Gilets jaunes : les actes 9 à 14 sont reportés par les manifestants en raison des soldes d’hiver.
Durant les 8 premiers actes revendicatifs des vaillants Gilets jaunes, absolument rien ni personne ne pouvaient arrêter les honnêtes manifestants en quête de respect social et financier. Qu’il fasse froid, qu’il vente des gaz lacrymogènes, qu’il pleuve des averses de coups de matraque de CRS ou qu’il grêle des averses de projectiles en caoutchouc trempé de flash-balls, les contestataires supportaient leur tragique sort, physiquement impassibles et socialement déterminés, dignes, bien qu’affamés, dans leurs ronds-points de fortune ou marchant laborieusement dans les dangereuses avenues des grandes villes, chaque samedi. Mais la tradition économique des soldes a changé la donne. Explications.
Les mythiques soldes d’hiver sont apparemment plus forts que la météo, la politique du gouvernement, les dégâts corporels, moraux ou matériels causées par les casseurs et les pilleurs, et les réactions instinctives des CRS réunies. Les réductions de prix, durant la joyeuse saison des soldes d’hiver, ont eu raison de l’assiduité et de la persévérance, quasi-proche de l’entêtement, des courageux Gilets jaunes. Du moins jusqu’à la mi-février prochain.

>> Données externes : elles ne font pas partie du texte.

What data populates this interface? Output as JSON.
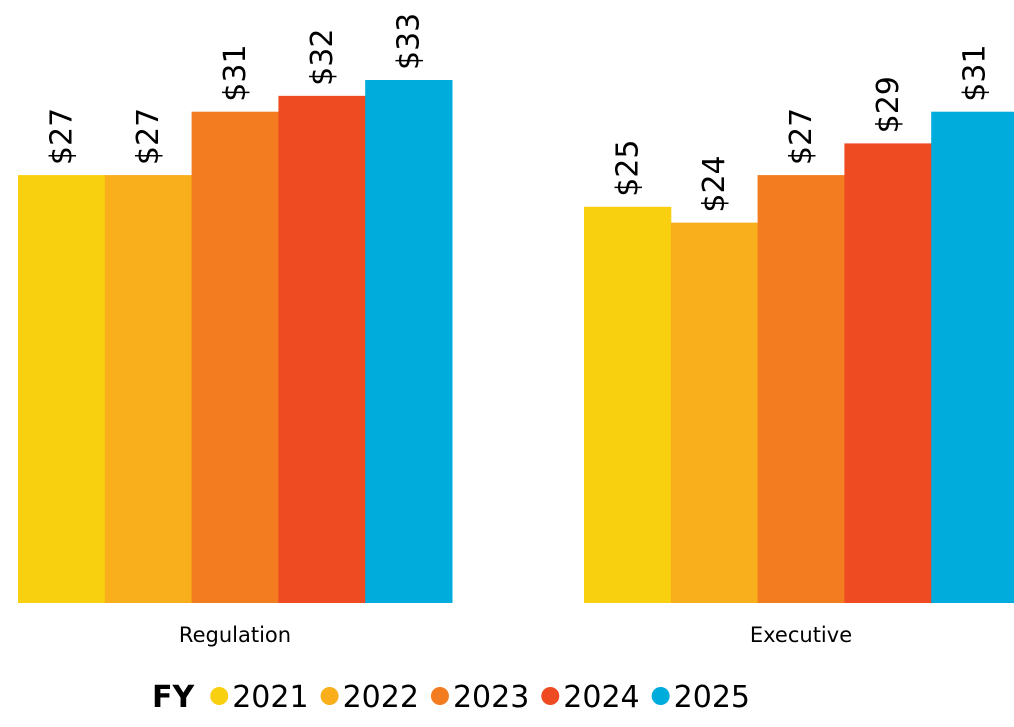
{
  "chart_data": {
    "type": "bar",
    "categories": [
      "Regulation",
      "Executive"
    ],
    "legend_title": "FY",
    "series": [
      {
        "name": "2021",
        "color": "#F9D00F",
        "values": [
          27,
          25
        ],
        "value_labels": [
          "$27",
          "$25"
        ]
      },
      {
        "name": "2022",
        "color": "#F9AE1B",
        "values": [
          27,
          24
        ],
        "value_labels": [
          "$27",
          "$24"
        ]
      },
      {
        "name": "2023",
        "color": "#F37C20",
        "values": [
          31,
          27
        ],
        "value_labels": [
          "$31",
          "$27"
        ]
      },
      {
        "name": "2024",
        "color": "#EF4B22",
        "values": [
          32,
          29
        ],
        "value_labels": [
          "$32",
          "$29"
        ]
      },
      {
        "name": "2025",
        "color": "#00ACDB",
        "values": [
          33,
          31
        ],
        "value_labels": [
          "$33",
          "$31"
        ]
      }
    ]
  }
}
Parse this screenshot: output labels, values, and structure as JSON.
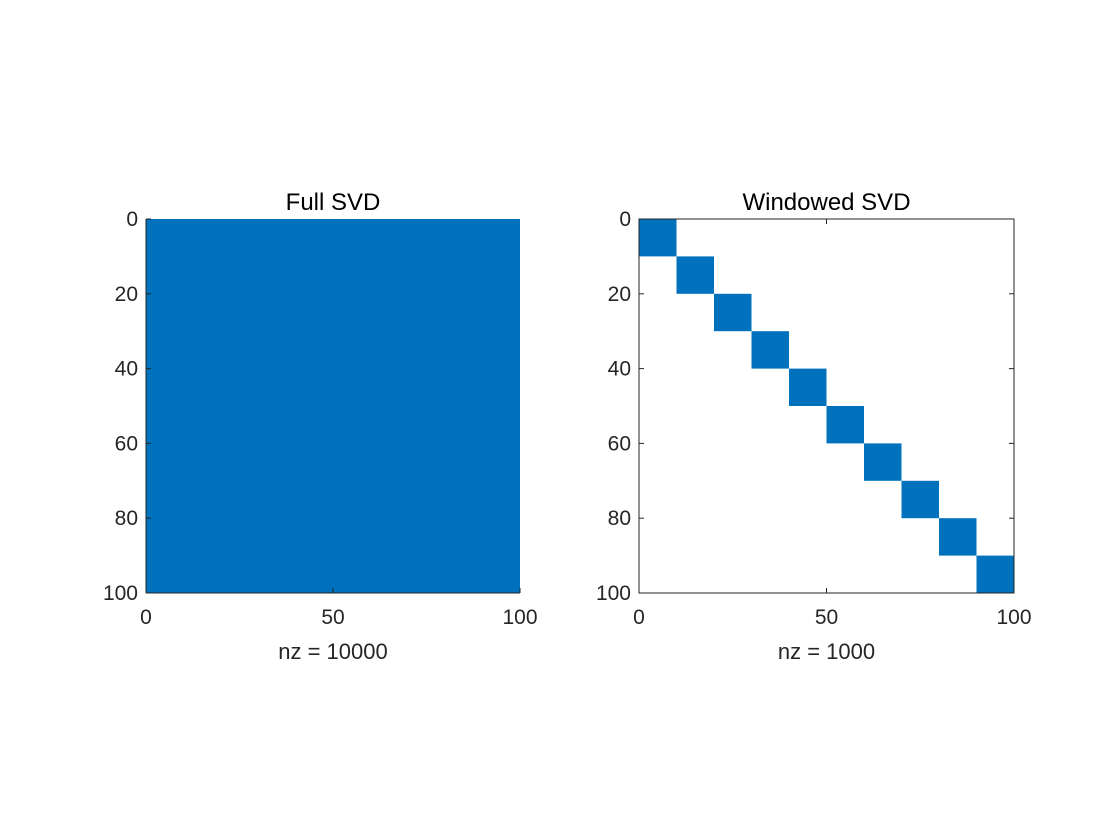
{
  "chart_data": [
    {
      "type": "heatmap",
      "subtype": "sparsity-pattern",
      "title": "Full SVD",
      "xlabel": "nz = 10000",
      "ylabel": "",
      "xlim": [
        0,
        100
      ],
      "ylim": [
        0,
        100
      ],
      "y_reversed": true,
      "xticks": [
        0,
        50,
        100
      ],
      "yticks": [
        0,
        20,
        40,
        60,
        80,
        100
      ],
      "xtick_labels": [
        "0",
        "50",
        "100"
      ],
      "ytick_labels": [
        "0",
        "20",
        "40",
        "60",
        "80",
        "100"
      ],
      "matrix_size": [
        100,
        100
      ],
      "nonzero_blocks": [
        {
          "row_start": 1,
          "row_end": 100,
          "col_start": 1,
          "col_end": 100
        }
      ],
      "color": "#0072BD",
      "box": false,
      "grid": false
    },
    {
      "type": "heatmap",
      "subtype": "sparsity-pattern",
      "title": "Windowed SVD",
      "xlabel": "nz = 1000",
      "ylabel": "",
      "xlim": [
        0,
        100
      ],
      "ylim": [
        0,
        100
      ],
      "y_reversed": true,
      "xticks": [
        0,
        50,
        100
      ],
      "yticks": [
        0,
        20,
        40,
        60,
        80,
        100
      ],
      "xtick_labels": [
        "0",
        "50",
        "100"
      ],
      "ytick_labels": [
        "0",
        "20",
        "40",
        "60",
        "80",
        "100"
      ],
      "matrix_size": [
        100,
        100
      ],
      "nonzero_blocks": [
        {
          "row_start": 1,
          "row_end": 10,
          "col_start": 1,
          "col_end": 10
        },
        {
          "row_start": 11,
          "row_end": 20,
          "col_start": 11,
          "col_end": 20
        },
        {
          "row_start": 21,
          "row_end": 30,
          "col_start": 21,
          "col_end": 30
        },
        {
          "row_start": 31,
          "row_end": 40,
          "col_start": 31,
          "col_end": 40
        },
        {
          "row_start": 41,
          "row_end": 50,
          "col_start": 41,
          "col_end": 50
        },
        {
          "row_start": 51,
          "row_end": 60,
          "col_start": 51,
          "col_end": 60
        },
        {
          "row_start": 61,
          "row_end": 70,
          "col_start": 61,
          "col_end": 70
        },
        {
          "row_start": 71,
          "row_end": 80,
          "col_start": 71,
          "col_end": 80
        },
        {
          "row_start": 81,
          "row_end": 90,
          "col_start": 81,
          "col_end": 90
        },
        {
          "row_start": 91,
          "row_end": 100,
          "col_start": 91,
          "col_end": 100
        }
      ],
      "color": "#0072BD",
      "box": true,
      "grid": false
    }
  ]
}
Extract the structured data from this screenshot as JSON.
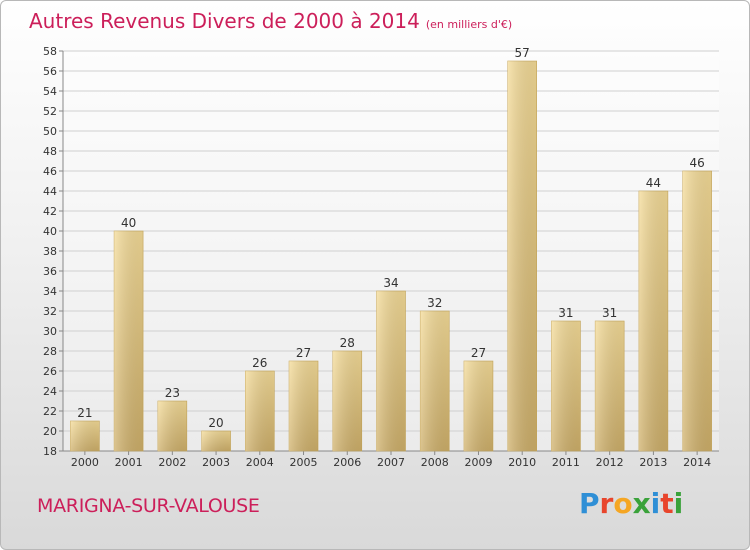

« Qu’ils ne viennent pas chialer après »
Les tant attendus soldes d’hiver ont débuté dans la majeure partie de la France le 9 janvier dernier. « En Alsace, ils ont commencé les soldes le 2 janvier. Et dire que je me fais engueuler à chaque fois que je dis que les alsaciens sont allemands. Si ça, c’est pas une preuve, alors dites-moi pourquoi ils ne font pas les soldes à la même date que nous ?. Non, les alsaciens se croient supérieurs car ils bénéficient de la rigueur, du dynamisme et de la technologie du voisin germanique. Alors qu’on leur donne leur foutue indépendance, qu’ils réclament depuis des siècles, une bonne fois pour toutes et qu’on n’en parle plus. Ils vont voir la vraie rigueur allemande. Là-bas, il n’y a pas de salaire minimum. Qu’ils ne viennent pas chialer après en nous suppliant de rattacher l’Alsace à la France », prévient un élu indépendantiste du Parlement corse.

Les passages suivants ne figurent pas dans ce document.